ARTS . Theater Review

Snowed Under

A new Christmas show succeeds with satire.

Published: Nov 29, 2006

New Christmas shows struggle against the enduring popularity of A Christmas Carol; some merely repeat or reinvent it, while a few succeed by satirizing it. The Act II Playhouse's area premiere of Every Christmas Story Ever Told — written by the Cape May Stage creative team of Michael Carleton, John Alvarez, and Jim Fitzgerald — borrows the format the Reduced Shakespeare Company uses on the Bard, the Bible and American history, to assemble pastiches of ... well, the title says it all.

Lenny Haas wants to recite A Christmas Carol aside a roaring fire, Matt Pfeiffer believes in holiday magic and Nathan Holt comes up with the idea to replace Dickens with all the great Christmas stories ever told — on television. American BHCs (Beloved Holiday Classics) arrive not through books, plays or carols, but in the specials repeated year after year on TV.

Director Peter Pryor's frenetic production matches the script's cleverness, but sags because it's so clearly just pushing our memory buttons with quick images — the Grinch, Charlie Brown, the claymation Rudolph (disguised "for copyright reasons" as a "green-nosed rein-goat"). Brief comic gems — a Donner Pass cannibalism joke, Santa's makeover by "Queer Eye for the Sleigh Guy," the elves' lament that they "don't get paid, can't get laid, drown ourselves in booze" — are bogged down by tired spoofs like "What's the deal with fruitcake?" And where's that modern BHC, A Christmas Story?!

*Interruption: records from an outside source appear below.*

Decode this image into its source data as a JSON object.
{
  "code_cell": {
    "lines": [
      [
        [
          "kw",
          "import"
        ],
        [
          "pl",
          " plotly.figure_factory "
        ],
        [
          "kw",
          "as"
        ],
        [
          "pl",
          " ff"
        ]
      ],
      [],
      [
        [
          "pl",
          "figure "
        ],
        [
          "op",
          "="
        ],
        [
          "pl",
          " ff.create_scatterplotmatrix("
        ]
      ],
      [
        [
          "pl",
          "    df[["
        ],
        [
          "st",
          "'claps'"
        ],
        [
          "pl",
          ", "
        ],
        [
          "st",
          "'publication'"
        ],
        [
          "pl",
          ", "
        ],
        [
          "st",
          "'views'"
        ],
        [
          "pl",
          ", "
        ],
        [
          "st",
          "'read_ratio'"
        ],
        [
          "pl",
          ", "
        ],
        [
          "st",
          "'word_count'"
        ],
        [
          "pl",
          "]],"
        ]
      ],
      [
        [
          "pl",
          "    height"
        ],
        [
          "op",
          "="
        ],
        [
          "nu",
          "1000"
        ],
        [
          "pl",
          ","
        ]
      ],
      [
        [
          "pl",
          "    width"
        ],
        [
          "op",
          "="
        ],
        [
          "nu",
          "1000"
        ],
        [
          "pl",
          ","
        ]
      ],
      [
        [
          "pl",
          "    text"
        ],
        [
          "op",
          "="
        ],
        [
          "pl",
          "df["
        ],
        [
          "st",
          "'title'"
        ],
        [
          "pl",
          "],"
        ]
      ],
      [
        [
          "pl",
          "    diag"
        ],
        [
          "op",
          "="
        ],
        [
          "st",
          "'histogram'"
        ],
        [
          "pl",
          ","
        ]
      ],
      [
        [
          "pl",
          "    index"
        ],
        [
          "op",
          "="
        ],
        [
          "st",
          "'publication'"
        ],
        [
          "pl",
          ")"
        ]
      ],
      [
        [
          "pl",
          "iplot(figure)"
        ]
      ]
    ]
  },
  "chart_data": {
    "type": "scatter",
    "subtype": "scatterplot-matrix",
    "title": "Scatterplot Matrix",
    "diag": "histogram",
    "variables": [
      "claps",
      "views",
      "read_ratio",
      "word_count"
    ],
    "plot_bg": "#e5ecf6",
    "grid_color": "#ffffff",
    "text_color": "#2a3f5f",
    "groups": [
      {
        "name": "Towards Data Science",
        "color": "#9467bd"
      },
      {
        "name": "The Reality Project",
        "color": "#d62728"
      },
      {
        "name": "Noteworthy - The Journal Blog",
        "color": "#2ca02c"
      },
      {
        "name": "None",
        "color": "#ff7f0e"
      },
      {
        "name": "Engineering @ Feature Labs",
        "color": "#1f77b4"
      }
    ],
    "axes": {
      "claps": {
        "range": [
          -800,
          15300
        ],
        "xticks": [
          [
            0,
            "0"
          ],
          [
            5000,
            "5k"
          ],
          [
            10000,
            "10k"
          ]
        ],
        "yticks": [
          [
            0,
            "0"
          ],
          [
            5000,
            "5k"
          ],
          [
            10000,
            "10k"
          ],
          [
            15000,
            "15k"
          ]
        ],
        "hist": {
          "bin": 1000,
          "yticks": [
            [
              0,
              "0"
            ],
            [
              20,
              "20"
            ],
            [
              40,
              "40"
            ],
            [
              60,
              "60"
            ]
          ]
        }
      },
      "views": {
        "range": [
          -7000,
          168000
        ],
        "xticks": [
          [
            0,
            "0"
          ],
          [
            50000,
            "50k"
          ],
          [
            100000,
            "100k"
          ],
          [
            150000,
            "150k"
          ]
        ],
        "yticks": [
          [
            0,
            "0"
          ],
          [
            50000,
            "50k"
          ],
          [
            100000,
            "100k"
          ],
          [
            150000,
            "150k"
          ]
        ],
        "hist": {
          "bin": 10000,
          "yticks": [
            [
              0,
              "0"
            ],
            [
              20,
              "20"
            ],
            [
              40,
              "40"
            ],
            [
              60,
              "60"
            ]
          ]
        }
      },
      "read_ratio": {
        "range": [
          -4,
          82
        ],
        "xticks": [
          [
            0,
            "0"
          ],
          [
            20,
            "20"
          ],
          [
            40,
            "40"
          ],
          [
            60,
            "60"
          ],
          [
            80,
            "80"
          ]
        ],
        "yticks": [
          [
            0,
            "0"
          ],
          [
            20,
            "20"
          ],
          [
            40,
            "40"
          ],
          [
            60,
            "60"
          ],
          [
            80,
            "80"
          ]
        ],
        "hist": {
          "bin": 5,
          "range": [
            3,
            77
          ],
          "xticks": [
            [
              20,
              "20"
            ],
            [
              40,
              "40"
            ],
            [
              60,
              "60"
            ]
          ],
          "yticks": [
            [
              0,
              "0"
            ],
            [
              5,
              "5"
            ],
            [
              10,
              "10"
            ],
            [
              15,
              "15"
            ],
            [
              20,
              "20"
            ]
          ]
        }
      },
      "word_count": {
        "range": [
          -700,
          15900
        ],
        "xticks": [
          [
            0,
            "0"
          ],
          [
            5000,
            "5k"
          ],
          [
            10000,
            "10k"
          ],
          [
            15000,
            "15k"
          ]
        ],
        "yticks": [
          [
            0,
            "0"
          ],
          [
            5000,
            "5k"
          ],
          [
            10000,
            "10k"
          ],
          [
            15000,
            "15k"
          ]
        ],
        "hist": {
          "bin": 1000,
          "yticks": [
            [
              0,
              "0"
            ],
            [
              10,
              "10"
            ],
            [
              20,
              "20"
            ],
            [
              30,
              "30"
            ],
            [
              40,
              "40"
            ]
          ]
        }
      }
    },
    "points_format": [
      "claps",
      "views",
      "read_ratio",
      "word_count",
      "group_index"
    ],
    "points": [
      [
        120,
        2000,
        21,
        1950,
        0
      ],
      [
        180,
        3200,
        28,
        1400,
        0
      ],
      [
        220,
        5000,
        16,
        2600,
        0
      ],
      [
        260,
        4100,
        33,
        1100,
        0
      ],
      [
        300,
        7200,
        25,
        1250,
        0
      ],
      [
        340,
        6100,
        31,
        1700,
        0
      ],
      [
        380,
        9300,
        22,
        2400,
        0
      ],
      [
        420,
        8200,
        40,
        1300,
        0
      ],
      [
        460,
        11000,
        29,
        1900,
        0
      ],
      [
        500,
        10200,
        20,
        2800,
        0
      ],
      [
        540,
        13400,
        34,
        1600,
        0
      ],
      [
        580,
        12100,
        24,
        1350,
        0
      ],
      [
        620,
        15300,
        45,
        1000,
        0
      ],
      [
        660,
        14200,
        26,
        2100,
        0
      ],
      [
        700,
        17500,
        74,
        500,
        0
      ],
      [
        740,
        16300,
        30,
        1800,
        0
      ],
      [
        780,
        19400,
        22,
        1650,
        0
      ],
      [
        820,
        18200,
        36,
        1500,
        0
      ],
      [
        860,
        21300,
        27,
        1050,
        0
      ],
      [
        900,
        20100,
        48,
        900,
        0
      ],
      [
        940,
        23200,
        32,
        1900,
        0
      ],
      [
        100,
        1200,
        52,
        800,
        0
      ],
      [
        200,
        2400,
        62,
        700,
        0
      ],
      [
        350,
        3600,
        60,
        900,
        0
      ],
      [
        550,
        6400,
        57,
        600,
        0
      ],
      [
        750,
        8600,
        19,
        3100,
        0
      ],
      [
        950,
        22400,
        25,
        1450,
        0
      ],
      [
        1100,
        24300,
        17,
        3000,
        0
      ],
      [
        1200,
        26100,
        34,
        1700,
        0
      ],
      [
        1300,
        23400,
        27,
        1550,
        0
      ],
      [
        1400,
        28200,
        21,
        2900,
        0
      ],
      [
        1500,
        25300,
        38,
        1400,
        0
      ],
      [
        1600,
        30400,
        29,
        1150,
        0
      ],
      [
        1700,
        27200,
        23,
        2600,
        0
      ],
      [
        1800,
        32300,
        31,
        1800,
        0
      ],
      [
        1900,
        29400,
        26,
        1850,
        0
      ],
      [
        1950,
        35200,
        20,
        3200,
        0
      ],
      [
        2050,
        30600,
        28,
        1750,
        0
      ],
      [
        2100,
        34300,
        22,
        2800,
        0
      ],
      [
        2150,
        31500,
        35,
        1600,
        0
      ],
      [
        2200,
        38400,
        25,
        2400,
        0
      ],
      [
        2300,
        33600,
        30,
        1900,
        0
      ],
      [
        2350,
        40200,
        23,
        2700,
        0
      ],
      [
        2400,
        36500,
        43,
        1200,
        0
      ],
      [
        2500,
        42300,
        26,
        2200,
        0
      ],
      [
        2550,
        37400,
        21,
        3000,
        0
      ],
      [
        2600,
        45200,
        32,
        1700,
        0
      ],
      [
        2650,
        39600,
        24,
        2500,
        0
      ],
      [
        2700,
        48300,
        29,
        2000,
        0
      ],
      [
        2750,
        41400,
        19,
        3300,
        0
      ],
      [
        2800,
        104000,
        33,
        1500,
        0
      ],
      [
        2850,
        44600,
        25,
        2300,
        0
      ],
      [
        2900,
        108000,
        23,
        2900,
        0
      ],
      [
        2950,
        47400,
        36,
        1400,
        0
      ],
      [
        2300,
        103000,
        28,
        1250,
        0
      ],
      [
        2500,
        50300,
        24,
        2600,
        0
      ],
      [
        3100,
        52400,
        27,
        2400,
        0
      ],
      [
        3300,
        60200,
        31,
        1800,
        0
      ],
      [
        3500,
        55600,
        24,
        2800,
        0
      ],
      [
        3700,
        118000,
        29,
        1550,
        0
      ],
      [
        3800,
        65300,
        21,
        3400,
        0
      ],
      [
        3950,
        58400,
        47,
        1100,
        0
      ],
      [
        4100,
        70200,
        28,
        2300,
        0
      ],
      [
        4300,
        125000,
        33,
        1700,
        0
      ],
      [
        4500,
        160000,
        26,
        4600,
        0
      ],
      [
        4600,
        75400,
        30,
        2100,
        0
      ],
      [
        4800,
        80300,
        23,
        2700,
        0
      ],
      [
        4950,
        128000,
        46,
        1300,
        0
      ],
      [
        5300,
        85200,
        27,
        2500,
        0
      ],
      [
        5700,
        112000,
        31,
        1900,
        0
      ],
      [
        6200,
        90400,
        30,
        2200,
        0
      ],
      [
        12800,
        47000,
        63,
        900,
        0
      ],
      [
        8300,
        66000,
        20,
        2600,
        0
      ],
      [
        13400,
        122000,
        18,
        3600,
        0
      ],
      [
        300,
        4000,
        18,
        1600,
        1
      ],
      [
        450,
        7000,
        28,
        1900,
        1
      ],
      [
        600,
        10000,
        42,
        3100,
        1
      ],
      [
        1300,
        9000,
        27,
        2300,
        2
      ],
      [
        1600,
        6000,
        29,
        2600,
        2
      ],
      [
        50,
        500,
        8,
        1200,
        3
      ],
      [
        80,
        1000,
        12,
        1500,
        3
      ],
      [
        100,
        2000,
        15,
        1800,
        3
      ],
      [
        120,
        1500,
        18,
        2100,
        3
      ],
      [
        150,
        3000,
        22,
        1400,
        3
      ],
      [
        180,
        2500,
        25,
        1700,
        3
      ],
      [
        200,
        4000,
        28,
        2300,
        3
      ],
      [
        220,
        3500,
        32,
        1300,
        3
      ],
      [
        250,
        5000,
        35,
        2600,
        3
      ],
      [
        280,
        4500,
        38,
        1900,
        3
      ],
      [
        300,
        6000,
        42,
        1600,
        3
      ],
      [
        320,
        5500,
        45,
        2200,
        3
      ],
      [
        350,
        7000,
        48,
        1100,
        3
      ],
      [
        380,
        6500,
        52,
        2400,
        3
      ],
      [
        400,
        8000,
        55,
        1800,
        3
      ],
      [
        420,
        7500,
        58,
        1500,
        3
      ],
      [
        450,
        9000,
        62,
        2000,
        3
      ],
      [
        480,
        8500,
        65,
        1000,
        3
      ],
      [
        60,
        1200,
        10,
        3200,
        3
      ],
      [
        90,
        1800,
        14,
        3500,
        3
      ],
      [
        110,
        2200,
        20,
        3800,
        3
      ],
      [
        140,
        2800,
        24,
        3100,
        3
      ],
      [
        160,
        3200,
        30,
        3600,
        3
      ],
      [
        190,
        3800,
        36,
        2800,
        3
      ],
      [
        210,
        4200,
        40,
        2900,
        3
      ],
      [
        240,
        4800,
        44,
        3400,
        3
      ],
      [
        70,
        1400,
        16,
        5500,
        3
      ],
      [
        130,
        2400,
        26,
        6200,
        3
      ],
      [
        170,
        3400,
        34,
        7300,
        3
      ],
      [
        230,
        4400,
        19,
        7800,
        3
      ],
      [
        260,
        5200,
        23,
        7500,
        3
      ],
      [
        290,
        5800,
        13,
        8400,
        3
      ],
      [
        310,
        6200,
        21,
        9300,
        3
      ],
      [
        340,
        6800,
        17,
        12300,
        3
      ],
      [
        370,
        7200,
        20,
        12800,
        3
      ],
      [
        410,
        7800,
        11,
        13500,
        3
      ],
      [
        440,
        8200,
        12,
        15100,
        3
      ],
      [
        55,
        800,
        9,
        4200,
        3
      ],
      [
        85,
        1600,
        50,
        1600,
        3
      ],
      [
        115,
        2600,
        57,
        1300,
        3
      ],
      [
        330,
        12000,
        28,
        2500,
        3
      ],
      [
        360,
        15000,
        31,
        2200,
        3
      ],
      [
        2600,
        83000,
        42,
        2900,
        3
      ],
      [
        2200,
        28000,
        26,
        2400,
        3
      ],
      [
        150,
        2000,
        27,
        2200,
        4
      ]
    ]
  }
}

A brief stab at "The Gift of the Magi" and an inspired bit twisting Dylan Thomas into a seafaring Bob Dylan, "A Child's Christmas with Whales," lead to a superb finale: Haas is finally allowed his Christmas Carol, but the guys mesh Dickens with It's A Wonderful Life. Haas alternates between Scrooge and George Bailey, with Pfeiffer playing all the other Wonderful Life characters while Holt provides all of Dickens'.

Pryor's production has a makeshift feel: Melissa Guyer's blandly hand-drawn backdrop hangs through the whole show to set up one unsuccessful gag repeated three times, and James Leitner's lighting is uncharacteristically generic, though William Pollock's costume pieces conjure source material convincingly.

We're won over, ultimately, by the performers' sincere enthusiasm, even though their caricatures are established one-dimensionally. They work so hard to remind us of all the stories we know already that we can't help but appreciate their labors. Every Christmas Story Ever Told is not so much a play as a punnish placeholder for the next great television BHC.

(m_cofta@citypaper.net)

Every Christmas Story Ever Told

Through Dec. 17, Act II Playhouse, 56 E. Butler Ave., Ambler, 215-654-0200, www.act2.org.